Pour obéir aux ordres de son père, Tie-Tchoung-Yu avait résolu de voyager ; mais il ne savait encore de quel côté il devait tourner ses pas. « Le Chan-Toung, se dit-il à lui-même, est la terre des grands hommes : c’est de là que sont sortis tant d’hommes remarquables par leurs talents et leurs vertus ; dirigeons-nous de ce côté, peut-être aurai-je le bonheur d’en rencontrer quelques-uns. » Décidé par cette considération, il ordonna à Siao-Tan de se procurer une mule, et se mit aussitôt en route pour le Chan-Toung.
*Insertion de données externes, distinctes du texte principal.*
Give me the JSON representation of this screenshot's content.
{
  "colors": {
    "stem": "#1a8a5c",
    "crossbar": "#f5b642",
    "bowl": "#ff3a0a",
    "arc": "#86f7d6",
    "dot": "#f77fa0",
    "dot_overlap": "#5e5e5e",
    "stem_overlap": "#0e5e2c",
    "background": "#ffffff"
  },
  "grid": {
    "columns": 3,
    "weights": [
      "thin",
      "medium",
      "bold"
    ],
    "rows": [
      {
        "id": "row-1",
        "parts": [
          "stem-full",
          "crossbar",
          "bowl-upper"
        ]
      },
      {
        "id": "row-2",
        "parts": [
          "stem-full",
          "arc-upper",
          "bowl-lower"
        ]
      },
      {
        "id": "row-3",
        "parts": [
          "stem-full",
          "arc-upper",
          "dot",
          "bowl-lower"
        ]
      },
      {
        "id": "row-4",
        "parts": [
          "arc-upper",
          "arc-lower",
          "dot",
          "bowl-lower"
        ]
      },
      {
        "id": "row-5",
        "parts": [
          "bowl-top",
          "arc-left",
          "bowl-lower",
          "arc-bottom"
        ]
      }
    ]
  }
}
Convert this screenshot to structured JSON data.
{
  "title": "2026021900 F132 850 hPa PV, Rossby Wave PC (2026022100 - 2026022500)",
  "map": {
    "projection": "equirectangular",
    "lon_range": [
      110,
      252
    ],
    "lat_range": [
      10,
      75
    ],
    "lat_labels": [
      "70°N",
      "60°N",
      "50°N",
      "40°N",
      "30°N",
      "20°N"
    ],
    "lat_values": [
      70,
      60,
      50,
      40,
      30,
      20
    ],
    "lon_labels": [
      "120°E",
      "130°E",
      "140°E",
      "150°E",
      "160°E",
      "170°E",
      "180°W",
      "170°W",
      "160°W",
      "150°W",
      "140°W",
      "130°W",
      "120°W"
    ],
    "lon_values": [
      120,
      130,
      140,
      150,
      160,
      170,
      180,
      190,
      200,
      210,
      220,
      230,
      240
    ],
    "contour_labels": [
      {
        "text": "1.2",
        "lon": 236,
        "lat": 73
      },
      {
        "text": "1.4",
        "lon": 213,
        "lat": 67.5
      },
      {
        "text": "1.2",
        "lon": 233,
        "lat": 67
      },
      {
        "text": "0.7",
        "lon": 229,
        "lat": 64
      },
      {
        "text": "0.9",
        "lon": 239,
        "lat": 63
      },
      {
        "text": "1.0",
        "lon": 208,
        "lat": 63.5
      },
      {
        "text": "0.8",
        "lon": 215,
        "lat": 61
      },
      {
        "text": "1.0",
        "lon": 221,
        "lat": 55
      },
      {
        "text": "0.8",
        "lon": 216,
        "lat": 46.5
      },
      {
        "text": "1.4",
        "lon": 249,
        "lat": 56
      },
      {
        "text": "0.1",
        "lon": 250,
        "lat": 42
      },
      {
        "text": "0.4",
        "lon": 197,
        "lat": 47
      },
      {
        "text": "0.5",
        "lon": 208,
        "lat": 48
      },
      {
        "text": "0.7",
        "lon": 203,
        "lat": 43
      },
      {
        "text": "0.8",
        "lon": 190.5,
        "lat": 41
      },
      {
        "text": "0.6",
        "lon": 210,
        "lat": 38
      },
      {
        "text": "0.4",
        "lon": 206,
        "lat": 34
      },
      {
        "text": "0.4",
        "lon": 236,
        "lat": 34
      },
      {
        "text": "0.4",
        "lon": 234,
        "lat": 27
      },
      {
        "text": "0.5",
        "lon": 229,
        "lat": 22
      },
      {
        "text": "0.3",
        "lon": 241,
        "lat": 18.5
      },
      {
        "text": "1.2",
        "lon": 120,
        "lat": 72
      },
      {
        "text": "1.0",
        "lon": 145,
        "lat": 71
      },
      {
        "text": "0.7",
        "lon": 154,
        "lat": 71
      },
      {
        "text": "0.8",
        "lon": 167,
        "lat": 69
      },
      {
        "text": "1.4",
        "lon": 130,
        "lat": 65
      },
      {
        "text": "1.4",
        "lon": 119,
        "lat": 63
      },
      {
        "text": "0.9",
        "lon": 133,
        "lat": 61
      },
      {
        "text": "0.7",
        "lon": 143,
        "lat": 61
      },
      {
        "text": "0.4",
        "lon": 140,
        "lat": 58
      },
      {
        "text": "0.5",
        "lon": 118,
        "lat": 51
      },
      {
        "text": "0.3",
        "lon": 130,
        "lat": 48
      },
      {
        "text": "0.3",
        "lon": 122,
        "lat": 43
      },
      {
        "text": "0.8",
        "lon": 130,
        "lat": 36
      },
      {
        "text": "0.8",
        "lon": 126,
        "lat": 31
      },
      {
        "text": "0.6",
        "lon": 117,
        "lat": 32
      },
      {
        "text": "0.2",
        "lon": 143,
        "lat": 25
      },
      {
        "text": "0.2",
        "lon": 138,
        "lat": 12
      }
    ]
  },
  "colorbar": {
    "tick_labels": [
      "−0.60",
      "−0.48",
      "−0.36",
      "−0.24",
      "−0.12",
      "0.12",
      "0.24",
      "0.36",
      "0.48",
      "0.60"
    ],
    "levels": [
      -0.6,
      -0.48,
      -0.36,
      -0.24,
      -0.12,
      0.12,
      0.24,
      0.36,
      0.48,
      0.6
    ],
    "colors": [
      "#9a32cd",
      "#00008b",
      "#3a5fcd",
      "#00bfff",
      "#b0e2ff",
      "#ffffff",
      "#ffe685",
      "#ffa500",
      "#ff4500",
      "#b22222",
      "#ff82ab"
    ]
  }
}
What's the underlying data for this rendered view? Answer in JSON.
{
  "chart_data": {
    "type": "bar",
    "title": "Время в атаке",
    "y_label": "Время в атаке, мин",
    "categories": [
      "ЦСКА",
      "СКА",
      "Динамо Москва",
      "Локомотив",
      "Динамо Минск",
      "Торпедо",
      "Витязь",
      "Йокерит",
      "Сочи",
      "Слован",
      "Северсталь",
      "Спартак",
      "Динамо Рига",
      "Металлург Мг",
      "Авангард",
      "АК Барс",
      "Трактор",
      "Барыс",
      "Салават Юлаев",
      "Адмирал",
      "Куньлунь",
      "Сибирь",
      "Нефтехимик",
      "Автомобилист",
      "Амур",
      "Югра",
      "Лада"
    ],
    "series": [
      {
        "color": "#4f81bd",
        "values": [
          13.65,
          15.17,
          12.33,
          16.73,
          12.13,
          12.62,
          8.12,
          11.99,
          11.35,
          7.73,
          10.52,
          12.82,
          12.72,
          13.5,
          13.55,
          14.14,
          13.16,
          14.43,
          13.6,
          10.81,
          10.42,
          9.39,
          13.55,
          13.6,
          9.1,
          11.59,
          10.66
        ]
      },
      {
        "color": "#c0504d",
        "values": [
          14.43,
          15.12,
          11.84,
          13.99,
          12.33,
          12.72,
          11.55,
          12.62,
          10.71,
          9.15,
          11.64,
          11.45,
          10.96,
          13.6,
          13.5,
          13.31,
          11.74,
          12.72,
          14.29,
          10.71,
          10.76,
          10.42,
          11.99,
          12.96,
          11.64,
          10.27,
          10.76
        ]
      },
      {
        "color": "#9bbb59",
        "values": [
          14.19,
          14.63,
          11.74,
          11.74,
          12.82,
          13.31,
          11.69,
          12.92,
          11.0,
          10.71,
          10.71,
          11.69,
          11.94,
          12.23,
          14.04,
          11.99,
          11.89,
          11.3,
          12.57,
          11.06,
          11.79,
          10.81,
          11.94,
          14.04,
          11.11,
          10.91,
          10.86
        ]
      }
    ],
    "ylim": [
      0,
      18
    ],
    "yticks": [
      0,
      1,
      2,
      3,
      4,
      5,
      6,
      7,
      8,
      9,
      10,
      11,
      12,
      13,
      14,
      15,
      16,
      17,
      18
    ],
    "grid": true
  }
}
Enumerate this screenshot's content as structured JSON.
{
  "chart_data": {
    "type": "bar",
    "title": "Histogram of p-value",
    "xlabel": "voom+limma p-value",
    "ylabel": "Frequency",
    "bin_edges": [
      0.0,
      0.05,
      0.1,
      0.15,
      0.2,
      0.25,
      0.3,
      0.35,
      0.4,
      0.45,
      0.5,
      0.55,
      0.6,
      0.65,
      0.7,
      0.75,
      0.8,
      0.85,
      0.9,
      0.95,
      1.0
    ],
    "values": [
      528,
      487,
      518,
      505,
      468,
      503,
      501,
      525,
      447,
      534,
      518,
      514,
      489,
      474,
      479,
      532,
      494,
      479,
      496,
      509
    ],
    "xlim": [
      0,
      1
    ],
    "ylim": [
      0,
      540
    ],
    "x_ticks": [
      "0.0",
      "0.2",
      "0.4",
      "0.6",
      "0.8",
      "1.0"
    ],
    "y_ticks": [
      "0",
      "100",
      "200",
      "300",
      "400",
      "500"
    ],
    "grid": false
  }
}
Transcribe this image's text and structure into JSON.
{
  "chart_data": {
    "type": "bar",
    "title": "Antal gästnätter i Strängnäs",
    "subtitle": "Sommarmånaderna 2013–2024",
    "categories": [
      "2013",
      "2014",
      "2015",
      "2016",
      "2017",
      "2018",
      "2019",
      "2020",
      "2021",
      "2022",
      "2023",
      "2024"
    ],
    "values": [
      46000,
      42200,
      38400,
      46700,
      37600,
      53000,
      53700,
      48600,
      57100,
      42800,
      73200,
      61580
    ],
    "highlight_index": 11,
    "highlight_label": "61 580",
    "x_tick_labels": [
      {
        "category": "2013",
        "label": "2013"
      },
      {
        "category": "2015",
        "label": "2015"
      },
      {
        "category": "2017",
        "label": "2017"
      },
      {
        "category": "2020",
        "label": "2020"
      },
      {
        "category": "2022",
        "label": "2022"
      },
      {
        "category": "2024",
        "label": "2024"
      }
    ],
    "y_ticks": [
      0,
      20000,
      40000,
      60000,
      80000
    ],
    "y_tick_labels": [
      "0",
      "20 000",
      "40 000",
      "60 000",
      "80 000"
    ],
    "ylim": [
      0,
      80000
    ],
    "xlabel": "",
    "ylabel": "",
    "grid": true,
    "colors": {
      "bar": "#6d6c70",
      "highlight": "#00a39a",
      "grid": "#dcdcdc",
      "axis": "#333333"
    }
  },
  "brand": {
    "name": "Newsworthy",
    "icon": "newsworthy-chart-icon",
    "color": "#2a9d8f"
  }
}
Tchoung-Yu se dirigea donc vers le Chan-Toung : mais, pour un moment, nous allons cesser de nous occuper de lui.
Dans Li-Tching, ville du troisième ordre du département de Tsi-Nan-Fou, dans la province de Chan-Toung, vivait un homme d’un rang élevé. Son nom de famille était Chouï, son surnom était Kiu-I, son titre honorifique Tien-Seng. Il avait été membre du tribunal militaire, et s’y était fait un nom illustre par la fermeté et l’indépendance de son caractère. A l’âge d’environ soixante ans, il avait eu la douleur de perdre sa femme qui ne lui avait pas donné de fils et ne lui avait laissé qu’une fille d’une incomparable beauté, nommée Ping-Sin. Ses sourcils étaient comme la feuille du saule printanier, et sa figure avait le doux éclat d’une belle fleur d’automne. Mollement élevée dans l’appartement intérieur, elle avait toute la délicatesse d’une étoffe de soie ; mais quand les circonstances l’exigeaient, elle pouvait se montrer prudente et ferme comme on l’est rarement, même parmi les hommes.
Chouï-Kiu-I adorait sa fille ; c’était son trésor. Comme les devoirs de sa charge le retenaient à la cour, il avait confié à Ping-Sin, qui lui tenait lieu de fils, la conduite de sa maison et la direction de ses affaires ; c’est ainsi qu’elle avait atteint l’âge de dix-sept ans, sans que son père eût songé à la marier.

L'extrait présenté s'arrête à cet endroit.